Aunque la Federación catarí no ha detallado una fecha de regreso, la gravedad de la situación geopolítica sugiere un parón prolongado que podría obligar a los futbolistas extranjeros a negociar salidas temporales para no perder el ritmo de competición de cara a las próximas citas internacionales.
El impacto de este anuncio pone en serio peligro la celebración de la Finalissima entre España y Argentina, prevista para el 27 de marzo en el Estadio de Lusail. El duelo, que debe enfrentar a los actuales campeones de la Eurocopa y la Copa América, se encuentra ahora en suspenso mientras la FIFA y las federaciones implicadas buscan sedes alternativas fuera del Golfo Pérsico. Con más de 80.000 entradas vendidas, la imposibilidad de garantizar la seguridad de los equipos y del público ha llevado a los organismos internacionales a abrir un periodo de consultas de urgencia.

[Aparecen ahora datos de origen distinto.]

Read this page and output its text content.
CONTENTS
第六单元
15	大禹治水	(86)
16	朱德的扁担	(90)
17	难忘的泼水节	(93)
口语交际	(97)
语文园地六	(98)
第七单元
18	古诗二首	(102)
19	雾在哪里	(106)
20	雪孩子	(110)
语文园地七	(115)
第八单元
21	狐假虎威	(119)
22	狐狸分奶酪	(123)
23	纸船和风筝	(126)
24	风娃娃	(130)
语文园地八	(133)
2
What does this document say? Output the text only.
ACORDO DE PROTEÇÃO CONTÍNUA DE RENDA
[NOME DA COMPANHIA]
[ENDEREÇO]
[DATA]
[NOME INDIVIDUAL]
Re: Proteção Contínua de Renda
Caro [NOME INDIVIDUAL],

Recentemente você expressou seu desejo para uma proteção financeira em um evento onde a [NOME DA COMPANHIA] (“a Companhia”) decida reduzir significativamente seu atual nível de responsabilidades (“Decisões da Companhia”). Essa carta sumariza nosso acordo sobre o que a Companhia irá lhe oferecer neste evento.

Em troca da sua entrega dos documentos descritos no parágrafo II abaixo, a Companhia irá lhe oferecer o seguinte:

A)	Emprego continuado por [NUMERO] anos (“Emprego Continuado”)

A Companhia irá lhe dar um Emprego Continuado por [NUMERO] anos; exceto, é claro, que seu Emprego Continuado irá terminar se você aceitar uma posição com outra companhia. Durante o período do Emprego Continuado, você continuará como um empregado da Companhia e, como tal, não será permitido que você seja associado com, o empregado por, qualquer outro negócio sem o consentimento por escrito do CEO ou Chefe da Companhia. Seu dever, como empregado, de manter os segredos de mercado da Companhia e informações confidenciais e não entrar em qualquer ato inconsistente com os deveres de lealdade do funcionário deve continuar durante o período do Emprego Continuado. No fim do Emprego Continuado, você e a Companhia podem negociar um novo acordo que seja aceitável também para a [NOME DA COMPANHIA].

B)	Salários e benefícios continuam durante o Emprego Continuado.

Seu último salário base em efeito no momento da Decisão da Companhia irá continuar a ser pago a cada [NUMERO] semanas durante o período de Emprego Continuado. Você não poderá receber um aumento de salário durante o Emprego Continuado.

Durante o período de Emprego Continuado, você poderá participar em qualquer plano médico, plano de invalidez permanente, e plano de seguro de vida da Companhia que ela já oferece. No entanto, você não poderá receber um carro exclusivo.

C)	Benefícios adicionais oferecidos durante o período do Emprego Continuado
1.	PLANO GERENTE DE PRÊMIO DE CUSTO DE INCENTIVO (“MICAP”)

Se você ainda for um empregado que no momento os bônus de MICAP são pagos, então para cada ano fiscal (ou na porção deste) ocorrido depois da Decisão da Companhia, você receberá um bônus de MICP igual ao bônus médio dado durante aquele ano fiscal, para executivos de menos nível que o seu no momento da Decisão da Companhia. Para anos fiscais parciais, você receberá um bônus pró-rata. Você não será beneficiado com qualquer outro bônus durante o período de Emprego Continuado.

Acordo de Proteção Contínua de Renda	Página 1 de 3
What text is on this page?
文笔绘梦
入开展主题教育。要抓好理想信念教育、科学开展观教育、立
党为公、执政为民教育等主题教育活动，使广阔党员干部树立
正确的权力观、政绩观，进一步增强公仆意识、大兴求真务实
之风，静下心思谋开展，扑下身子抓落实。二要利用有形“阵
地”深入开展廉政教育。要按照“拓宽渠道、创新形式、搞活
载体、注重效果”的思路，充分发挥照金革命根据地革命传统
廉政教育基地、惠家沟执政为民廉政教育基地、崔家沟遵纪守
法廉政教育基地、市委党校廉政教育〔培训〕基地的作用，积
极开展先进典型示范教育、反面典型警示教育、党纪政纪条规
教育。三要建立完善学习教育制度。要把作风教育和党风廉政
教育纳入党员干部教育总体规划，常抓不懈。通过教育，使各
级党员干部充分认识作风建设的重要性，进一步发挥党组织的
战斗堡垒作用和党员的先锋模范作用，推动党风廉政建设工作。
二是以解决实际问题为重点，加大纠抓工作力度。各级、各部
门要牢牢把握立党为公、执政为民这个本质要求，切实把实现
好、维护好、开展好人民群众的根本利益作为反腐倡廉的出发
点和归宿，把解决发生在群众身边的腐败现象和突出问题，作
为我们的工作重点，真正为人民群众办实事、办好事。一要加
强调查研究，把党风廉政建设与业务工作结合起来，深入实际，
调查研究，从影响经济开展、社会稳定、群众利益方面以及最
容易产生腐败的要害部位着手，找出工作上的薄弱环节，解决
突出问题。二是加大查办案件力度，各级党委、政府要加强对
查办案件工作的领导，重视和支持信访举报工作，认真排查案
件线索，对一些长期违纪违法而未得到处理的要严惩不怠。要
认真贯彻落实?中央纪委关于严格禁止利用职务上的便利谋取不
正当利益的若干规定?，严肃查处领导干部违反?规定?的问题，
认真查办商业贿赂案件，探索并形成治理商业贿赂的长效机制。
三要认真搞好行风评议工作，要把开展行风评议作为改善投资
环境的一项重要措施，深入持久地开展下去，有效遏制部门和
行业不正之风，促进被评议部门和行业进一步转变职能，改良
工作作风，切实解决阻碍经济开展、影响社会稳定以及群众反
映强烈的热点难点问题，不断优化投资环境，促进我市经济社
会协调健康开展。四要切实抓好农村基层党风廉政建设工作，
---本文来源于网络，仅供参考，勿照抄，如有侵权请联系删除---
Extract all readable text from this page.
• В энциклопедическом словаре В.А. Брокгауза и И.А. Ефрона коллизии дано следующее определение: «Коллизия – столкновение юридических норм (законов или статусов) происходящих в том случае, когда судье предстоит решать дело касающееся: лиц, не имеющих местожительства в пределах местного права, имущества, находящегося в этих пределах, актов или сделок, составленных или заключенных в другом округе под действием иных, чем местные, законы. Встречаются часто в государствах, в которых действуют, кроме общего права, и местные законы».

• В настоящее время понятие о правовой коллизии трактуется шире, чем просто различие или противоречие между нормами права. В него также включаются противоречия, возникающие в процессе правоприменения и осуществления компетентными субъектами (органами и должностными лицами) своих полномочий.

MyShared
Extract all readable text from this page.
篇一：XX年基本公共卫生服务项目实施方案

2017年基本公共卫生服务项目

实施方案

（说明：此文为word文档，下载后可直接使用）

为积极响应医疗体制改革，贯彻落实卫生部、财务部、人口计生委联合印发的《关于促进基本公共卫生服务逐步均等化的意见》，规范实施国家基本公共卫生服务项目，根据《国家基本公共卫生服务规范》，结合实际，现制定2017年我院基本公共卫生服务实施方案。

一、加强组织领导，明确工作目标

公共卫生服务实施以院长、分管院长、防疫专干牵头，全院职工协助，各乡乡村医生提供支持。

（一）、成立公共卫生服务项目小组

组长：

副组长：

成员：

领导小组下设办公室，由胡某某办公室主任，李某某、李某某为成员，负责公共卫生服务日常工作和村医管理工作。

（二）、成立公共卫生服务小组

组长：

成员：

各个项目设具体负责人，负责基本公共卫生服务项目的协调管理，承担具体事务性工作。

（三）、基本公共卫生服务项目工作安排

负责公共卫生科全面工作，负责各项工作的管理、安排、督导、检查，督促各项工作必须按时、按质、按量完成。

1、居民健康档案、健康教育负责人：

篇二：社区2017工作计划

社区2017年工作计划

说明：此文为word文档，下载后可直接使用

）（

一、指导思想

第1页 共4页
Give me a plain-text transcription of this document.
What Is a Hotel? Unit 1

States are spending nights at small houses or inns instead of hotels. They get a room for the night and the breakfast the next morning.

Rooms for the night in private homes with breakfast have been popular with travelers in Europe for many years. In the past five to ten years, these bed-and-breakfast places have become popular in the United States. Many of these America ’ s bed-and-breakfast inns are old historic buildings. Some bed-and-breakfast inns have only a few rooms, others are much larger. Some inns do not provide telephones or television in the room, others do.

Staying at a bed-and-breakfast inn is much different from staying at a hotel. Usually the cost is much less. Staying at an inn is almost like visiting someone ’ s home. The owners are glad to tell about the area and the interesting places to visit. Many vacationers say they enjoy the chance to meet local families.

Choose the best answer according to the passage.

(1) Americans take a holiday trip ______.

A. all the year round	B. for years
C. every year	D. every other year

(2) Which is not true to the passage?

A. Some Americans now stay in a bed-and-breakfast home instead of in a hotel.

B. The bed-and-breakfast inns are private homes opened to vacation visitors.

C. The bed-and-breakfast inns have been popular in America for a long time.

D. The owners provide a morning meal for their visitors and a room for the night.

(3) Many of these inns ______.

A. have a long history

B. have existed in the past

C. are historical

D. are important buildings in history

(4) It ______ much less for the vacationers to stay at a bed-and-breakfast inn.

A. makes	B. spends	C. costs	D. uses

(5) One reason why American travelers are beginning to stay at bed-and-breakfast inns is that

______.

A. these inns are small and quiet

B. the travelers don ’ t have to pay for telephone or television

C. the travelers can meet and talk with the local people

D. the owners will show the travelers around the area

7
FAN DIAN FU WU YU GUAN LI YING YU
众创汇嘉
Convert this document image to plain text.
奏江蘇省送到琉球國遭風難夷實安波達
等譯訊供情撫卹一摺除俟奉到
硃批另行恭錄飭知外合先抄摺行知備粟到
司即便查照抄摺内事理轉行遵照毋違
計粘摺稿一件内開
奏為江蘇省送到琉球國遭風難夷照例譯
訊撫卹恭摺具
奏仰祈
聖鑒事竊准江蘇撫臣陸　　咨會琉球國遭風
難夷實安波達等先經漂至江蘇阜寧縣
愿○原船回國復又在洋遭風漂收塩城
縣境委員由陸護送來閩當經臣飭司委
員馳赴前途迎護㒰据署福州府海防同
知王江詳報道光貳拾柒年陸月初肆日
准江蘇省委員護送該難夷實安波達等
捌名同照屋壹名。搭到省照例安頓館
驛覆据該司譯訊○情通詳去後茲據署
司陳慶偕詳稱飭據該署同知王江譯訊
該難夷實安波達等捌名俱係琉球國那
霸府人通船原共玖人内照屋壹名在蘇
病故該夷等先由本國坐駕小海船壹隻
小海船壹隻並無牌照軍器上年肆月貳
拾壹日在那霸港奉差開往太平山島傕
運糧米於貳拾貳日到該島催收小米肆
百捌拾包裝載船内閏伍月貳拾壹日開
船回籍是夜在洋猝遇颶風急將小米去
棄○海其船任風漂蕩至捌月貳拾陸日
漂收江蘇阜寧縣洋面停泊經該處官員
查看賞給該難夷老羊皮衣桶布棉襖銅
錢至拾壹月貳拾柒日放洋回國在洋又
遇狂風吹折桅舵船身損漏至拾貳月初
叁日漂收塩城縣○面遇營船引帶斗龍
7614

La paralización del fútbol en Catar es el reflejo deportivo de una crisis que ya afecta a las principales ligas de Oriente Medio y a las competiciones continentales asiáticas. La prioridad absoluta de las autoridades es salvaguardar la integridad de los deportistas, lo que hace prever que el fútbol profesional no regresará a los estadios cataríes hasta que se consolide una desescalada real en la región.